Reflections on maths, learning and maths learning support, by David K Butler

Tag: emotions

  • More wisdom from the Dodecahedron

    After a long hiatus, I am dusting off my blog and I’ve moved it here to a new home. While I was going through the process of transferring everything here, I re-read the very first post I ever wrote, called Wisdom from the Dodecahedron. And I also found my drawing of the Dodecahedron that the original banner on the very old blog site was based on.

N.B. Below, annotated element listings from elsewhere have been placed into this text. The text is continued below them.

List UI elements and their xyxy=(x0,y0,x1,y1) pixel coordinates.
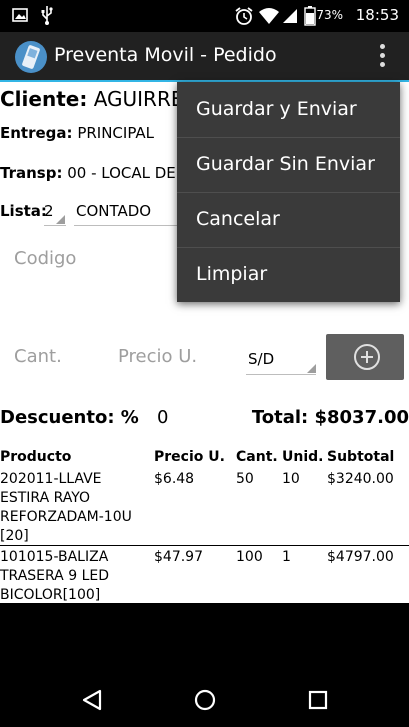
action-bar: Preventa Movil - Pedido xyxy=(0,32,409,80)
app-title: Preventa Movil - Pedido xyxy=(54,44,277,66)
cell-precio: $6.48 xyxy=(154,471,195,487)
descuento-label: Descuento: % xyxy=(0,407,139,428)
cliente-row[interactable]: Cliente: AGUIRRE xyxy=(0,87,183,111)
wifi-icon xyxy=(259,8,279,24)
menu-item-cancelar[interactable]: Cancelar xyxy=(177,192,400,247)
lista-number[interactable]: 2 xyxy=(44,202,54,220)
overflow-menu: Guardar y Enviar Guardar Sin Enviar Canc… xyxy=(177,82,400,302)
table-row[interactable]: 202011-LLAVE ESTIRA RAYO REFORZADAM-10U … xyxy=(0,469,409,545)
cell-producto: 202011-LLAVE ESTIRA RAYO REFORZADAM-10U … xyxy=(0,471,132,544)
cell-cant: 50 xyxy=(236,471,254,487)
row-divider xyxy=(0,545,409,546)
col-precio: Precio U. xyxy=(154,449,225,465)
battery-percent: 73% xyxy=(316,8,343,22)
cliente-label: Cliente: xyxy=(0,87,88,111)
col-producto: Producto xyxy=(0,449,72,465)
entrega-row[interactable]: Entrega: PRINCIPAL xyxy=(0,124,154,142)
lista-value[interactable]: CONTADO xyxy=(76,202,151,220)
cell-precio: $47.97 xyxy=(154,549,203,565)
col-cant: Cant. xyxy=(236,449,278,465)
cell-unid: 10 xyxy=(282,471,300,487)
cell-unid: 1 xyxy=(282,549,291,565)
cell-producto: 101015-BALIZA TRASERA 9 LED BICOLOR[100] xyxy=(0,549,109,603)
image-icon xyxy=(12,8,28,22)
back-icon[interactable] xyxy=(82,689,102,711)
overflow-menu-icon[interactable] xyxy=(377,44,387,70)
precio-input[interactable]: Precio U. xyxy=(118,346,197,367)
recents-icon[interactable] xyxy=(308,690,328,710)
transp-label: Transp: xyxy=(0,164,63,182)
cliente-value: AGUIRRE xyxy=(93,87,184,111)
dropdown-indicator-icon xyxy=(307,364,316,373)
sd-underline xyxy=(246,374,316,375)
descuento-value[interactable]: 0 xyxy=(157,407,168,428)
app-icon[interactable] xyxy=(14,40,48,74)
total-label: Total: $8037.00 xyxy=(251,407,409,428)
table-row[interactable]: 101015-BALIZA TRASERA 9 LED BICOLOR[100]… xyxy=(0,547,409,603)
menu-item-limpiar[interactable]: Limpiar xyxy=(177,247,400,302)
menu-item-guardar-sin-enviar[interactable]: Guardar Sin Enviar xyxy=(177,137,400,192)
col-subtotal: Subtotal xyxy=(327,449,395,465)
dropdown-indicator-icon xyxy=(56,215,65,224)
add-circle-icon xyxy=(354,344,380,370)
clock: 18:53 xyxy=(355,6,399,24)
cell-subtotal: $3240.00 xyxy=(327,471,394,487)
add-product-button[interactable] xyxy=(326,334,404,380)
transp-row[interactable]: Transp: 00 - LOCAL DE V xyxy=(0,164,191,182)
battery-icon xyxy=(304,6,316,26)
codigo-input[interactable]: Codigo xyxy=(14,248,76,269)
home-icon[interactable] xyxy=(193,688,217,712)
cell-cant: 100 xyxy=(236,549,263,565)
signal-icon xyxy=(283,9,297,23)
status-bar: 73% 18:53 xyxy=(0,0,409,32)
sd-select[interactable]: S/D xyxy=(248,350,274,368)
usb-icon xyxy=(41,6,53,25)
cant-input[interactable]: Cant. xyxy=(14,346,62,367)
lista-value-underline xyxy=(74,225,177,226)
lista-label: Lista: xyxy=(0,202,47,220)
cell-subtotal: $4797.00 xyxy=(327,549,394,565)
menu-item-guardar-enviar[interactable]: Guardar y Enviar xyxy=(177,82,400,137)
entrega-label: Entrega: xyxy=(0,124,73,142)
navigation-bar xyxy=(0,603,409,727)
col-unid: Unid. xyxy=(282,449,324,465)
entrega-value: PRINCIPAL xyxy=(77,124,155,142)
alarm-icon xyxy=(235,7,253,25)
transp-value: 00 - LOCAL DE V xyxy=(67,164,191,182)
lista-number-underline xyxy=(44,225,66,226)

    A net for a regular dodecahedron, with twelve pentagons joined together in two flower-like arrangements. Each pentagon has a face drawn on it, each showing a different emotion, including happy, sad, surprised, suspicious, angry, confused, wistful, and ashamed. Some edges  have tabs saying "glue under" and some edges have hands and feet coming off them. There is also a little beret with tabs to help it stand when it is cut out.

    The Dodecahedron is a character from The Phantom Tollbooth by Norton Juster, and he lives in Digitopolis, the city of numbers. Many people prize mathematics for its cool logic and want to hold it up as emotionless as if that somehow makes it better. But here is the first person we meet in Digitopolis and he has on display twelve emotions!

    And that appeals to me a lot, because I find that maths is full of emotion. Frustration, curiosity, surprise, satisfaction, pride, sadness, companionship, wonder, silliness, joy — they’re all there, sometimes in quick succession. Talk to any mathematician about their work and those emotional words are guaranteed to spill out. We’re human, and humans feel emotions, and humans do maths in a human way, which is an emotional way.

    The Dodecahedron reminds me to feel my emotions as I do maths, and to make space for others to do the same.